I want to count several cpu instructions in my code. e.g. I would like to know how many additions, how many multiplications, how many float operations, how many branches my code executes. I currently use gprof under Linux for profiling my c++ code but it only gives the number of calls to my functions, and I manually estimate the number of instructions. Are there any tools that might do the trick for me? Maybe some virtual machine?
If you really need to count instructions then you are probably best off generating assembler and then passing the output to an intelligent grep equivalent. For gcc
, try the -S
switch.
Just out of curiosity, is instruction-count a useful way to profile code performance?
I know that back in the days of "simple" CPU designs, you could reasonably assume that each opcode would take exactly so-many-nanoseconds of CPU time to execute, but these days with all the complex memory caching schemes, on-the-fly opcode re-ordering, pipelining, superscalar architecture, and everything else that's been thrown into the modern CPU, does the simple counting of opcode executions still give one a good indication of how long the code will take to run? Or will execution time vary as much based on (for example) memory access patterns and the seequence in which opcodes are executed as it will on the raw frequency of the opcodes' execution?
My suspicion is that the only way to reliably predict code performance these days is to actually run the code on the target architecture and time it.... i.e. often when it seems like the compiler has emitted inefficient code, it's actually doing something clever that takes advantage of a subtle feature of the modern CPU architecture.
Intels vtune is free for linux users, AFAIK (assuming we're talking about an intel based x86 linux machine).
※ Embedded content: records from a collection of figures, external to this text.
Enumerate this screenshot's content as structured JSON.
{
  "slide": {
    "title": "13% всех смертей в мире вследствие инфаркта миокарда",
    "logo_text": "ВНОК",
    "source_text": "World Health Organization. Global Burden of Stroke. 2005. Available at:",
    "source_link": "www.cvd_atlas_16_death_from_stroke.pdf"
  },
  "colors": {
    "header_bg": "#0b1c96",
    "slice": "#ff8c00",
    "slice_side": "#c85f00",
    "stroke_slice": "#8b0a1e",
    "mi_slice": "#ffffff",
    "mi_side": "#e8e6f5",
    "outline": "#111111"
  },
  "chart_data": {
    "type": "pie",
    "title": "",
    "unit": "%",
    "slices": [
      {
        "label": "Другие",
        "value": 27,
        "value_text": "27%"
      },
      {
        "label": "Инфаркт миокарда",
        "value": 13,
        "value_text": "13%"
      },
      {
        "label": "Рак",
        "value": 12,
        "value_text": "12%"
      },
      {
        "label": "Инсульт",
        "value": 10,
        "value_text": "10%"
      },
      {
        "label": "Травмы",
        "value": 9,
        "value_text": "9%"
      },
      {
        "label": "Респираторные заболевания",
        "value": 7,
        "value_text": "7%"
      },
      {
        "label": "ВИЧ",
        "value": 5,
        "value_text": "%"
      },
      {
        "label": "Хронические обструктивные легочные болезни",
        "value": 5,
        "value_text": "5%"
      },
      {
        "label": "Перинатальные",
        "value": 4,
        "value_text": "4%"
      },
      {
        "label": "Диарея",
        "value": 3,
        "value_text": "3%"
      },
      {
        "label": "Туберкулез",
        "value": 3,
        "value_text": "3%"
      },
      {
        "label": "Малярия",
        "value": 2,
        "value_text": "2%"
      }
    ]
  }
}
It will give you all the info you need and SOOO much more.
This is a general advice, not-Linux specific: you should be interested in CPU cycles instead. Forget about the number of instructions as a measure of performance. One instructions may cost same as other 10 together, so it won't tell you anything.
You should focus on CPU cycles, and in multithreaded environments (most if not all today) in the time the thread is put to sleep ("switched/out"), which will give you the idea of how much time is waiting for I/O, DB, etc to complete and it impacts CPU privileged time.